More than 40 states have banned texting and driving or enacted other restrictions. But research by the Highway Data Loss Institute found this may increase the danger of texting as drivers move their phones down and out of sight to avoid being caught.

Kareklas and Muehling reviewed previous research on the effect of promotional campaigns against texting and driving and saw that few measured their effectiveness in changing driver attitudes and intentions. Based on the findings of their initial investigation, they focused on emotional appeals as opposed to appeals based simply on information, which are more prone to make people defensive.

Previous studies suggested emotional appeals reach people on a personal level, get more attention and are more memorable. But if they are too emotional, they may be dismissed as manipulative.

The researchers wanted ads to evoke an awareness of one's inevitable death in the hope that drivers would connect texting and driving with their mortality and be persuaded to stop. In a second study, they first had undergraduate students identify five symbols of death and found that the skull-and-crossbones symbol was much more common than crosses, coffins and tombstones, among others. A second group of students overwhelmingly said the image reminded them of death.
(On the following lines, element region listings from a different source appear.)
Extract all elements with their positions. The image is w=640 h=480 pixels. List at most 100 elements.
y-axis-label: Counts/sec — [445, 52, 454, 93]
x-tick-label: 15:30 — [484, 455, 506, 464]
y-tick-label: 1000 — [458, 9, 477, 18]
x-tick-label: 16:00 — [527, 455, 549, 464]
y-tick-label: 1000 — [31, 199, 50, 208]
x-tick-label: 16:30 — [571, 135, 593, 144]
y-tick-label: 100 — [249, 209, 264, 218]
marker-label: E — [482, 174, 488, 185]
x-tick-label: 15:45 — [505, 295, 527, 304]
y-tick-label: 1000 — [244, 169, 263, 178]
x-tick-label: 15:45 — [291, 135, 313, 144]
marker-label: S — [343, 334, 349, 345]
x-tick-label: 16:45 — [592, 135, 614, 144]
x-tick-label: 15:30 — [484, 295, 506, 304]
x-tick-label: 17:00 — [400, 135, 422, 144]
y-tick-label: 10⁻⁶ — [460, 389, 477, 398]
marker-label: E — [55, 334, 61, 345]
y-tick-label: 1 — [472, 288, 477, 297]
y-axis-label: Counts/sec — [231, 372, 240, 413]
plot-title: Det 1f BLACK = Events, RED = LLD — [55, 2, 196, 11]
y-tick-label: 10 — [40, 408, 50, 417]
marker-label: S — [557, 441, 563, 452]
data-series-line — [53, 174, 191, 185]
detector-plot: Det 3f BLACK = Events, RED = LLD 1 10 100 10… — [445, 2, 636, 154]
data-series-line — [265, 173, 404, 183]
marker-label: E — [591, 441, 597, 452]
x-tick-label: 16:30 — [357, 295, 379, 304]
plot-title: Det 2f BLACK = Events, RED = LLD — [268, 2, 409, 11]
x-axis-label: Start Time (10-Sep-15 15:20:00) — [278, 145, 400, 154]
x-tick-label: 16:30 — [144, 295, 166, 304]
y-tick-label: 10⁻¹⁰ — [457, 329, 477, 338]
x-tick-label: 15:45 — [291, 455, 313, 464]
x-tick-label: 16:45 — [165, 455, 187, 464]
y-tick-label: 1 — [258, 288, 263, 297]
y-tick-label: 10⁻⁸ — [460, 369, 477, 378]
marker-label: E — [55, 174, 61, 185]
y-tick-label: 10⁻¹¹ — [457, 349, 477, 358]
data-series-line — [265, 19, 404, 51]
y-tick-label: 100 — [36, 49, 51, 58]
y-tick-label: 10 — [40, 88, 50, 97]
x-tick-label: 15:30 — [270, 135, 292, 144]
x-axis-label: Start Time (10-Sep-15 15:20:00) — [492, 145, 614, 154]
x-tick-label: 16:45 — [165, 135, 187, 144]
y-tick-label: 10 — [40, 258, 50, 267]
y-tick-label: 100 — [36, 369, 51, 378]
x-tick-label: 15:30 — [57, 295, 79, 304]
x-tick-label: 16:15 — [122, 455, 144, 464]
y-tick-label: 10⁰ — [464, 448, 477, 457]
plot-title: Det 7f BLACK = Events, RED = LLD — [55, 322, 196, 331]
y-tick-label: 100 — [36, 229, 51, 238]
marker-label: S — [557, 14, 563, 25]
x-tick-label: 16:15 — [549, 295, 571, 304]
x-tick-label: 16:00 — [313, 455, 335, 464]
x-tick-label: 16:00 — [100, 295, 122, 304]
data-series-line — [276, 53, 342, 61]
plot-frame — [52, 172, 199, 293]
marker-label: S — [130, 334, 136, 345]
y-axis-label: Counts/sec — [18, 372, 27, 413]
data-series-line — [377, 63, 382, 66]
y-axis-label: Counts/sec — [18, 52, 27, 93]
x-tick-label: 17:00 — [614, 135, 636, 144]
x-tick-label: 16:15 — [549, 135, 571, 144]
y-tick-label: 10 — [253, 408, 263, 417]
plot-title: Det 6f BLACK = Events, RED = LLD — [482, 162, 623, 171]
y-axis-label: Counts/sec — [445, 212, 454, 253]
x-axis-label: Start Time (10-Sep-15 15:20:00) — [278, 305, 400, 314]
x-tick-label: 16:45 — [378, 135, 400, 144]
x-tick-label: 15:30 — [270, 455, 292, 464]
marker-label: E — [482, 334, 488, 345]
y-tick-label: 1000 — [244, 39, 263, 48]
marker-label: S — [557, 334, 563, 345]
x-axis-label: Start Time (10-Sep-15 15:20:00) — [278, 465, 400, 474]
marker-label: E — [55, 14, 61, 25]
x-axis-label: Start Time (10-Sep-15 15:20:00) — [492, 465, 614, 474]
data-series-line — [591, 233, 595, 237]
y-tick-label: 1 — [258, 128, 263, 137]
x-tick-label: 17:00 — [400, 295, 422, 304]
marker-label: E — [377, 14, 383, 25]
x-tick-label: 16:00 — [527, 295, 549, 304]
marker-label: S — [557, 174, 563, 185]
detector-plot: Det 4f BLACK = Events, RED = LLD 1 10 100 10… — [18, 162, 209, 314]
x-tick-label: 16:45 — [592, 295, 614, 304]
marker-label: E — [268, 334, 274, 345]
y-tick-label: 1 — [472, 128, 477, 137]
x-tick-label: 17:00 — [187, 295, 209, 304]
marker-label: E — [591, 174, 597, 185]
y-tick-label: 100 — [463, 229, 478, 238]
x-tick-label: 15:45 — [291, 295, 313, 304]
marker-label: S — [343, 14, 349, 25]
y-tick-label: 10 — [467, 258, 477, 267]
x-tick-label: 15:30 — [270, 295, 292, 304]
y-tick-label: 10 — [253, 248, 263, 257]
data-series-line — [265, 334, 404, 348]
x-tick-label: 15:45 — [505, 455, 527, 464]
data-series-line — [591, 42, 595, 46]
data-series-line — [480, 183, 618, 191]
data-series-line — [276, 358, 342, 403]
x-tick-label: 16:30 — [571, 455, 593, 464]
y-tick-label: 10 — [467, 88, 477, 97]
The researchers then had a new national sample of online participants view four different PSAs. All had a picture of a texting driver, the headline, "Texting While Driving: A Dangerous Combination" and ad copy saying, "Please don't text and drive." One added text saying texting and driving kills 3,000 people a year, one added a skull and crossbones, and a third ad had both the extra text and image.

Kareklas and Muehling found that young people exposed to the PSAs with the skull and crossbones imagery "reported significantly lower attitudes and intentions to text and drive."

The findings, they said, "suggest that the use of promotional campaigns featuring relatively strong emotional references to death/dying may be an effective persuasive technique."